Avec un peu d'exercice on peut vivre sans Moi et sans Mots. Etre tout en s'effaçant, et surtout être avec. Faire écho au silence. Ce sont des moments qu'on peut faire durer au début quelques minutes, plus tard une heure ou deux quand on est un débutant. Les grands spécialistes ne sortent jamais de cet état. Il ne s'agit pas du tout d'une régression. Presque tout ce que l'on a dit sur le sentiment océanique n'était destiné qu'à couvrir notre ignorance.
Même mes rêves ne sont pas les miens, du moins pas entièrement. Il existe un niveau de présence au monde, qui nécessite une concentration au début épuisante, et ensuite une discipline qui m'aura coûté davantage que l'arrêt de la cigarette, qui est aussi une sorte de condensé de bonheur. Depuis quelques années il m'arrive souvent de me réveiller de bonne humeur, et à part moi j'ai baptisé cela le "deo gratias" du matin. Alors je ne réfléchis pas, ne fais aucun mouvement brusque, et il est pourtant très rare que je replonge dans le sommeil. Je prends garde de ne mettre aucun mot sur cette étrange expérience, mais de la suivre, ou de la laisser me traverser, tout en la contemplant, et sans chercher à retenir en moi ce petit bonheur.

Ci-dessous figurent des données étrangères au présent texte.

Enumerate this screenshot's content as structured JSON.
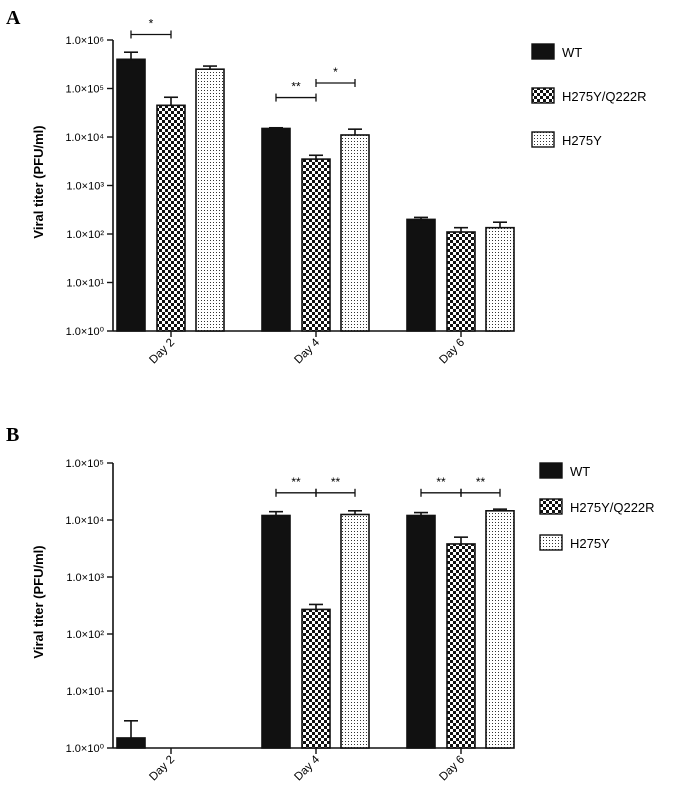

Ensuite je me lève et les choses se gâtent. Je suis de mauvaise humeur, ou je ne sais quoi d'autre. Une heure de voiture à faire, et à la fin dans les embouteillages, c'est une perspective qui m'a pesé longtemps le matin. Maintenant plus. Je poursuis au volant l'expérience. Je conduis ma petite Citroën bleue comme un dieu, avec des gestes parfaits, mais si peu investis qu'on les dirait mécaniques. Et pourtant les imprévus du trafic me prennent bien moins au dépourvu qu'auparavant. Je ne sais si vous voyez le principe. Il s'agit de décoller un peu, de s'arracher à certaines choses et à certaines idées auxquelles nous sommes sans aucun doute trop attachées, comme l'Ego, la pensée opératoire, la contrariété, le jugement, la colère. Les neuroleptiques permettent de faire ça à quelqu'un mais au passage le transforment en robot. Non. Il est question d'un exercice de concentration.

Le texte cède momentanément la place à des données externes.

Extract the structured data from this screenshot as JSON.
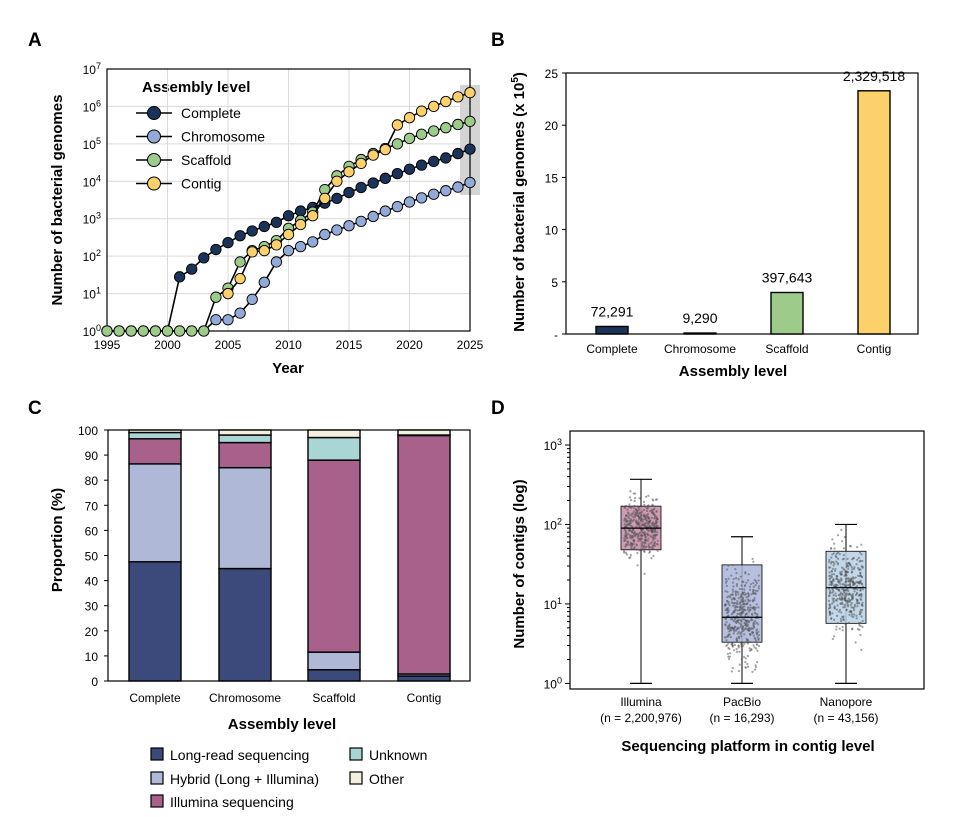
{
  "colors": {
    "complete": "#1c3359",
    "chromosome": "#93aad9",
    "scaffold": "#9dcc8a",
    "contig": "#fcd16b",
    "long_read": "#3b4a7b",
    "hybrid": "#afb8d6",
    "illumina": "#a7618a",
    "unknown": "#a9d6d5",
    "other": "#f5efe0",
    "box_illumina": "#c98aa8",
    "box_pacbio": "#a9b4d8",
    "box_nanopore": "#b7d0e6",
    "grid": "#d9d9d9",
    "highlight": "#d4d4d4"
  },
  "chart_data": [
    {
      "panel": "A",
      "type": "line",
      "xlabel": "Year",
      "ylabel": "Number of bacterial genomes",
      "yscale": "log",
      "xlim": [
        1995,
        2025
      ],
      "ylim": [
        1,
        10000000
      ],
      "xticks": [
        "1995",
        "2000",
        "2005",
        "2010",
        "2015",
        "2020",
        "2025"
      ],
      "yticks": [
        {
          "base": "10",
          "exp": "0"
        },
        {
          "base": "10",
          "exp": "1"
        },
        {
          "base": "10",
          "exp": "2"
        },
        {
          "base": "10",
          "exp": "3"
        },
        {
          "base": "10",
          "exp": "4"
        },
        {
          "base": "10",
          "exp": "5"
        },
        {
          "base": "10",
          "exp": "6"
        },
        {
          "base": "10",
          "exp": "7"
        }
      ],
      "grid": true,
      "legend_title": "Assembly level",
      "legend_position": "top-left",
      "highlight_year": 2025,
      "x": [
        1995,
        1996,
        1997,
        1998,
        1999,
        2000,
        2001,
        2002,
        2003,
        2004,
        2005,
        2006,
        2007,
        2008,
        2009,
        2010,
        2011,
        2012,
        2013,
        2014,
        2015,
        2016,
        2017,
        2018,
        2019,
        2020,
        2021,
        2022,
        2023,
        2024,
        2025
      ],
      "series": [
        {
          "name": "Complete",
          "color_key": "complete",
          "values": [
            1,
            1,
            1,
            1,
            1,
            1,
            28,
            45,
            90,
            150,
            230,
            350,
            470,
            620,
            800,
            1200,
            1600,
            2000,
            2600,
            3500,
            5000,
            6800,
            9000,
            12000,
            16000,
            21000,
            27000,
            34000,
            42000,
            55000,
            72291
          ]
        },
        {
          "name": "Chromosome",
          "color_key": "chromosome",
          "values": [
            1,
            1,
            1,
            1,
            1,
            1,
            1,
            1,
            1,
            2,
            2,
            3,
            7,
            20,
            70,
            140,
            180,
            240,
            380,
            500,
            650,
            850,
            1150,
            1600,
            2100,
            2800,
            3600,
            4500,
            5600,
            7000,
            9290
          ]
        },
        {
          "name": "Scaffold",
          "color_key": "scaffold",
          "values": [
            1,
            1,
            1,
            1,
            1,
            1,
            1,
            1,
            1,
            8,
            14,
            70,
            140,
            180,
            260,
            550,
            900,
            1500,
            6000,
            14000,
            25000,
            38000,
            55000,
            75000,
            100000,
            140000,
            180000,
            220000,
            270000,
            330000,
            397643
          ]
        },
        {
          "name": "Contig",
          "color_key": "contig",
          "values": [
            null,
            null,
            null,
            null,
            null,
            null,
            null,
            null,
            null,
            null,
            10,
            25,
            130,
            140,
            200,
            380,
            700,
            1200,
            3500,
            10000,
            18000,
            30000,
            50000,
            70000,
            320000,
            500000,
            750000,
            1000000,
            1350000,
            1800000,
            2329518
          ]
        }
      ]
    },
    {
      "panel": "B",
      "type": "bar",
      "xlabel": "Assembly level",
      "ylabel_main": "Number of bacterial genomes (x 10",
      "ylabel_exp": "5",
      "ylabel_close": ")",
      "ylim": [
        0,
        25
      ],
      "yticks": [
        "-",
        "5",
        "10",
        "15",
        "20",
        "25"
      ],
      "categories": [
        "Complete",
        "Chromosome",
        "Scaffold",
        "Contig"
      ],
      "values": [
        72291,
        9290,
        397643,
        2329518
      ],
      "labels": [
        "72,291",
        "9,290",
        "397,643",
        "2,329,518"
      ],
      "color_keys": [
        "complete",
        "complete",
        "scaffold",
        "contig"
      ]
    },
    {
      "panel": "C",
      "type": "bar",
      "stacked": true,
      "xlabel": "Assembly level",
      "ylabel": "Proportion (%)",
      "ylim": [
        0,
        100
      ],
      "yticks": [
        "0",
        "10",
        "20",
        "30",
        "40",
        "50",
        "60",
        "70",
        "80",
        "90",
        "100"
      ],
      "categories": [
        "Complete",
        "Chromosome",
        "Scaffold",
        "Contig"
      ],
      "legend_position": "bottom",
      "series": [
        {
          "name": "Long-read sequencing",
          "color_key": "long_read",
          "values": [
            47.5,
            44.8,
            4.5,
            2.0
          ]
        },
        {
          "name": "Hybrid (Long + Illumina)",
          "color_key": "hybrid",
          "values": [
            39.0,
            40.2,
            7.0,
            0.8
          ]
        },
        {
          "name": "Illumina sequencing",
          "color_key": "illumina",
          "values": [
            10.0,
            10.0,
            76.5,
            95.0
          ]
        },
        {
          "name": "Unknown",
          "color_key": "unknown",
          "values": [
            2.5,
            3.0,
            9.0,
            0.2
          ]
        },
        {
          "name": "Other",
          "color_key": "other",
          "values": [
            1.0,
            2.0,
            3.0,
            2.0
          ]
        }
      ]
    },
    {
      "panel": "D",
      "type": "box",
      "xlabel": "Sequencing platform in contig level",
      "ylabel": "Number of contigs (log)",
      "yscale": "log",
      "ylim": [
        0.85,
        1500
      ],
      "yticks": [
        {
          "base": "10",
          "exp": "0"
        },
        {
          "base": "10",
          "exp": "1"
        },
        {
          "base": "10",
          "exp": "2"
        },
        {
          "base": "10",
          "exp": "3"
        }
      ],
      "categories": [
        {
          "name": "Illumina",
          "n": "(n = 2,200,976)",
          "color_key": "box_illumina",
          "min": 1,
          "q1": 48,
          "median": 90,
          "q3": 170,
          "max": 370,
          "outlier_max": 1200
        },
        {
          "name": "PacBio",
          "n": "(n = 16,293)",
          "color_key": "box_pacbio",
          "min": 1,
          "q1": 3.3,
          "median": 6.8,
          "q3": 31,
          "max": 70,
          "outlier_max": 420
        },
        {
          "name": "Nanopore",
          "n": "(n = 43,156)",
          "color_key": "box_nanopore",
          "min": 1,
          "q1": 5.7,
          "median": 16,
          "q3": 46,
          "max": 100,
          "outlier_max": 1000
        }
      ]
    }
  ]
}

Alors, Ishtar, et surtout Romane juste maintenant, je vous salue avant d'aller lacer mes chaussures de montagne. Je vais dans la forêt, ou au soleil, dans la vallée qui se trouve juste au-dessus de cette maison et de cette chambre. Il n'y aura pas de mots, mais je marcherai les yeux ouverts. Je ne chercherai à résoudre aucun problème ni à faire aucun programme. Juste dans l'instant. Je prendrai quelques photos sans rime ni raison, autre pratique de décentration. Revenu ici j'ouvrirai le petit coffre à touches noires.

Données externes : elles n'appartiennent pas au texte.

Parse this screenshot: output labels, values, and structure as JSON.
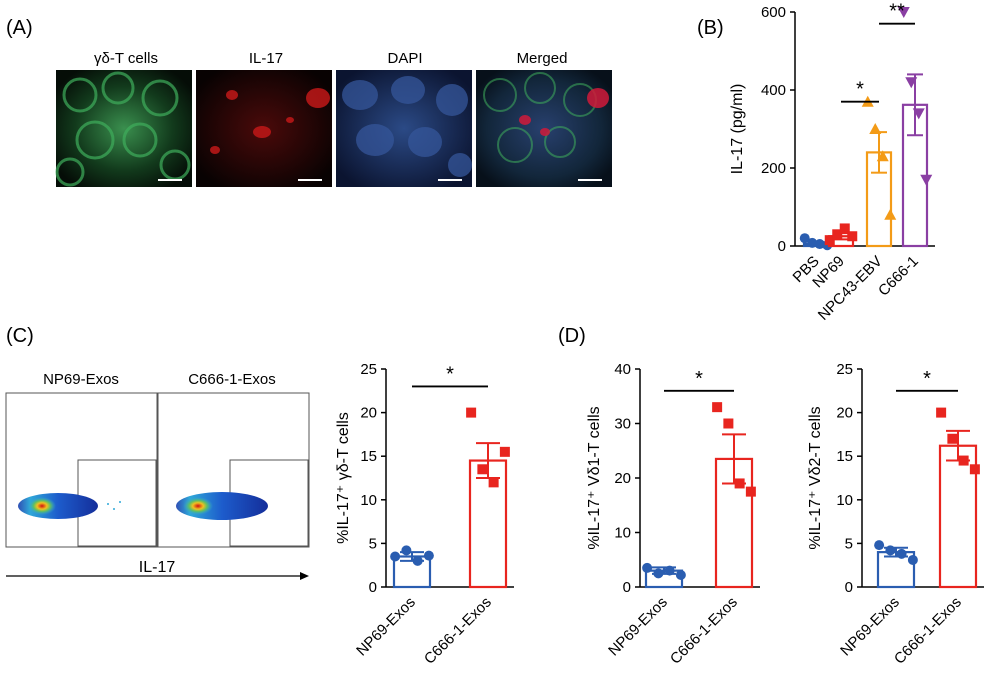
{
  "panels": {
    "A": {
      "label": "(A)",
      "image_titles": [
        "γδ-T cells",
        "IL-17",
        "DAPI",
        "Merged"
      ]
    },
    "B": {
      "label": "(B)"
    },
    "C": {
      "label": "(C)",
      "flow_titles": [
        "NP69-Exos",
        "C666-1-Exos"
      ],
      "flow_xlabel": "IL-17"
    },
    "D": {
      "label": "(D)"
    }
  },
  "colors": {
    "blue": "#2a5db0",
    "red": "#e8251f",
    "orange": "#f39b17",
    "purple": "#8a3fa3"
  },
  "chart_data": [
    {
      "id": "B",
      "type": "bar",
      "title": "",
      "xlabel": "",
      "ylabel": "IL-17 (pg/ml)",
      "ylim": [
        0,
        600
      ],
      "yticks": [
        0,
        200,
        400,
        600
      ],
      "categories": [
        "PBS",
        "NP69",
        "NPC43-EBV",
        "C666-1"
      ],
      "means": [
        5,
        25,
        240,
        362
      ],
      "sem": [
        5,
        8,
        52,
        78
      ],
      "points": [
        [
          20,
          8,
          5,
          2
        ],
        [
          15,
          30,
          45,
          25
        ],
        [
          370,
          300,
          230,
          80
        ],
        [
          600,
          420,
          340,
          170
        ]
      ],
      "colors": [
        "#2a5db0",
        "#e8251f",
        "#f39b17",
        "#8a3fa3"
      ],
      "markers": [
        "circle",
        "square",
        "triangle",
        "triangle-down"
      ],
      "significance": [
        {
          "from": 1,
          "to": 2,
          "label": "*",
          "y": 370
        },
        {
          "from": 2,
          "to": 3,
          "label": "**",
          "y": 570
        }
      ]
    },
    {
      "id": "C",
      "type": "bar",
      "title": "",
      "xlabel": "",
      "ylabel": "%IL-17⁺ γδ-T cells",
      "ylim": [
        0,
        25
      ],
      "yticks": [
        0,
        5,
        10,
        15,
        20,
        25
      ],
      "categories": [
        "NP69-Exos",
        "C666-1-Exos"
      ],
      "means": [
        3.5,
        14.5
      ],
      "sem": [
        0.5,
        2.0
      ],
      "points": [
        [
          3.5,
          4.2,
          3.0,
          3.6
        ],
        [
          20.0,
          13.5,
          12.0,
          15.5
        ]
      ],
      "colors": [
        "#2a5db0",
        "#e8251f"
      ],
      "markers": [
        "circle",
        "square"
      ],
      "significance": [
        {
          "from": 0,
          "to": 1,
          "label": "*",
          "y": 23
        }
      ]
    },
    {
      "id": "D1",
      "type": "bar",
      "title": "",
      "xlabel": "",
      "ylabel": "%IL-17⁺ Vδ1-T cells",
      "ylim": [
        0,
        40
      ],
      "yticks": [
        0,
        10,
        20,
        30,
        40
      ],
      "categories": [
        "NP69-Exos",
        "C666-1-Exos"
      ],
      "means": [
        3.0,
        23.5
      ],
      "sem": [
        0.6,
        4.5
      ],
      "points": [
        [
          3.5,
          2.5,
          3.0,
          2.2
        ],
        [
          33.0,
          30.0,
          19.0,
          17.5
        ]
      ],
      "colors": [
        "#2a5db0",
        "#e8251f"
      ],
      "markers": [
        "circle",
        "square"
      ],
      "significance": [
        {
          "from": 0,
          "to": 1,
          "label": "*",
          "y": 36
        }
      ]
    },
    {
      "id": "D2",
      "type": "bar",
      "title": "",
      "xlabel": "",
      "ylabel": "%IL-17⁺ Vδ2-T cells",
      "ylim": [
        0,
        25
      ],
      "yticks": [
        0,
        5,
        10,
        15,
        20,
        25
      ],
      "categories": [
        "NP69-Exos",
        "C666-1-Exos"
      ],
      "means": [
        4.0,
        16.2
      ],
      "sem": [
        0.5,
        1.7
      ],
      "points": [
        [
          4.8,
          4.2,
          3.8,
          3.1
        ],
        [
          20.0,
          17.0,
          14.5,
          13.5
        ]
      ],
      "colors": [
        "#2a5db0",
        "#e8251f"
      ],
      "markers": [
        "circle",
        "square"
      ],
      "significance": [
        {
          "from": 0,
          "to": 1,
          "label": "*",
          "y": 22.5
        }
      ]
    }
  ]
}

J'ai promis ici de faire une grande blanquette de veau pour ce soir, alors que je n'en avais plus fait depuis dix ans. Ah ! que je la regrette, cette promesse. J'avais une patiente russe qui me disait qu'elle ne mettait plus de veau dans son bortsch car elle avait la vision des larmes du veau qui implore quand on va l'abattre : jusqu'où va donc se glisser l'esprit du désespoir ! Je l'ai revue depuis, se disant guérie, parfaitement heureuse : 64 ans c'est le début de la vraie vie ! Maintenant c'est du bœuf qu'elle met dans son bortsch.